Important criteria would be : size; spatial uniformity of light intensity; spatial neutrality of light emission frequencies; sturdiness – to – weight ratio is high.

Achieving all of those criteria at a high level would be the expensive end . It’s your job to sort out , for the ‘level’ of work you are currently doing (student versus a professional) , what the most acceptable combination of parameters are and at the least expensive end; and then shopping for that one brand and model on the web for the best price.

joshmormann's avatar

In my opinion, when choosing any “tools of the trade” shopping from the web is only wise when you already know what exactly what works for you. I think it’s always best to test drive one’s tools, in advance, but be prepared to learn more of what you want, and what works best for you, over time. Be prepared to sell off or trade a lot of your tools along the way to your perfect set up.

For now, on your light box, I would be going for light intensity, size (length x width), and price point, in that order.
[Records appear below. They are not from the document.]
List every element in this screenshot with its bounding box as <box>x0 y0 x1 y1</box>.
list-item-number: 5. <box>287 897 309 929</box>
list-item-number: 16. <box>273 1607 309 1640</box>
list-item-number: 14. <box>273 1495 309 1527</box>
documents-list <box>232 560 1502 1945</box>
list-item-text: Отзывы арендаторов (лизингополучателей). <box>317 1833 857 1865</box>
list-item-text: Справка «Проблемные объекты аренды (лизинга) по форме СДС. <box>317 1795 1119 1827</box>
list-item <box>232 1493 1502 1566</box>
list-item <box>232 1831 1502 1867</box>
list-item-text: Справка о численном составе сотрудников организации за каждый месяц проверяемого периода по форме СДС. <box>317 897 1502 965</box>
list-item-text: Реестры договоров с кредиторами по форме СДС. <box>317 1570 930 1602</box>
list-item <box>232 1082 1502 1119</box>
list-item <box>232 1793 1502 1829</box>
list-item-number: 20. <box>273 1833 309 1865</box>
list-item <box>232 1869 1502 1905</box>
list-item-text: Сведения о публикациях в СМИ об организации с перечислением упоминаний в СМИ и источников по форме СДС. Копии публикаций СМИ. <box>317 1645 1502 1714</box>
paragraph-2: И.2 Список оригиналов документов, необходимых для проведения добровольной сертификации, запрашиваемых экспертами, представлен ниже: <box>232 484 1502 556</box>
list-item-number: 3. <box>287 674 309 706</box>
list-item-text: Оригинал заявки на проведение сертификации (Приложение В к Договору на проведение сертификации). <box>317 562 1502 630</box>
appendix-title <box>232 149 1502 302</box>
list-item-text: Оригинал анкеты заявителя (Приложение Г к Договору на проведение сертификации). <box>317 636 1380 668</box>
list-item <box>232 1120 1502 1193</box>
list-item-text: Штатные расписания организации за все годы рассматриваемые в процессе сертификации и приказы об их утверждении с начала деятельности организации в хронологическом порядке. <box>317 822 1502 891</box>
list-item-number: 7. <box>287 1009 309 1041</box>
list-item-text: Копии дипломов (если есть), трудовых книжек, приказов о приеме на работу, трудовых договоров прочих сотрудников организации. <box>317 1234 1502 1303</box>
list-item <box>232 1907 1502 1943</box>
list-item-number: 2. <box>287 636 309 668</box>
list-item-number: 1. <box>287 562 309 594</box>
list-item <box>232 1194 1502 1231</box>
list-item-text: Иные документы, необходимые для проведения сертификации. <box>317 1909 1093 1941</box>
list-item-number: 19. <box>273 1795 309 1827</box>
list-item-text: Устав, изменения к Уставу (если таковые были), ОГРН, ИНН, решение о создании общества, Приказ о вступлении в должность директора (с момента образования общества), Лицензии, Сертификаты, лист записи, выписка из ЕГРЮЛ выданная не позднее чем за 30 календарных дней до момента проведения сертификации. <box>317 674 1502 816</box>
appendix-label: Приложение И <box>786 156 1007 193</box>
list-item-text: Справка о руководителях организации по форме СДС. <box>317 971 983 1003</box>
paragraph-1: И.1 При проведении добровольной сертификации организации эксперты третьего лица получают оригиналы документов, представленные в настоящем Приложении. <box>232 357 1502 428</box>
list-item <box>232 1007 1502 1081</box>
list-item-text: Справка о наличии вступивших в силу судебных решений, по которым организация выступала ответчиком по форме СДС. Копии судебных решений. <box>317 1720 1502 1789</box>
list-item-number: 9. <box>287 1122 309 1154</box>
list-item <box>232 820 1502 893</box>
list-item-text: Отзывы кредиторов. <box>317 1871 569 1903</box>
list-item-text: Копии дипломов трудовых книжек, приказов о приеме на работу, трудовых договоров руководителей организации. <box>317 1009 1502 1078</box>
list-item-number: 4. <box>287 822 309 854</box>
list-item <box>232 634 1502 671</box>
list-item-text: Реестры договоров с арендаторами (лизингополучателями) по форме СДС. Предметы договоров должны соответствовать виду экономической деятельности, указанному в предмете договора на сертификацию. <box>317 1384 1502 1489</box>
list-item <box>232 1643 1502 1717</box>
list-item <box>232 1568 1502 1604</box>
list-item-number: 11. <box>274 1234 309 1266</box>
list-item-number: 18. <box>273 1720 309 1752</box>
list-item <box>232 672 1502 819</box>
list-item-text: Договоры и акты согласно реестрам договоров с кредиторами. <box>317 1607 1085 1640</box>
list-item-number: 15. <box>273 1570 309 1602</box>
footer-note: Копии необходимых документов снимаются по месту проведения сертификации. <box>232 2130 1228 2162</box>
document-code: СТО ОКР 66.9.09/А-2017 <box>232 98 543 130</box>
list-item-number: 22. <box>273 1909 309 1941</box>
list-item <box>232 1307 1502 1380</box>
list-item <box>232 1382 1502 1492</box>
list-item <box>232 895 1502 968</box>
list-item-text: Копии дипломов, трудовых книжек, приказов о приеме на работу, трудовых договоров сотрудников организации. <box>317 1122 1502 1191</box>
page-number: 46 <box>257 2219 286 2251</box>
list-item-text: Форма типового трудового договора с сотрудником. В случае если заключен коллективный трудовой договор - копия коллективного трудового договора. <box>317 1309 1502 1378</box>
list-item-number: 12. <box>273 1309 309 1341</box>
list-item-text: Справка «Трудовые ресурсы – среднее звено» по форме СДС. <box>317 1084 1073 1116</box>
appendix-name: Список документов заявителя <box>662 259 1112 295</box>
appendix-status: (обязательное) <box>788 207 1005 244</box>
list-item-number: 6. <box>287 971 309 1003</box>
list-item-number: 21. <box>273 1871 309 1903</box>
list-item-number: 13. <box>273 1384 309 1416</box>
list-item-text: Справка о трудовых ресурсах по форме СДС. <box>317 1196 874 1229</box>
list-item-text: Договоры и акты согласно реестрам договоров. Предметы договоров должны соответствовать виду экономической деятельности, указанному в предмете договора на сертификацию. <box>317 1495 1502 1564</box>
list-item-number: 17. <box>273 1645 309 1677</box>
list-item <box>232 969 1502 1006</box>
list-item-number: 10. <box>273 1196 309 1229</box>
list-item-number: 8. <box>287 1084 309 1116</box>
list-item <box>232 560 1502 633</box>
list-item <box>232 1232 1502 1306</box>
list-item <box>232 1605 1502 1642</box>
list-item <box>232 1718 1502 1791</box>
Ultra portability (x depth) would be nice, but not if it’s going to be at the expense of brightness, (or cost you too much money). Some light boxes are meant to be used for viewing slides with a loupe, not for looking through layers of paper (which I have to assume is what you are hoping to do). So I’d visit a really well stocked supply shop, and test drive as many as you can.

Porta-Trace is a reasonable standby, for most of their boxes.

I know I’m linking to B&H, but please visit a supplier, in person, with your paper and pencils and test drive! (oh, and call ahead and make sure they’ll let you)

YARNLADY's avatar

Discuss this with your instructor, and look for used from former students.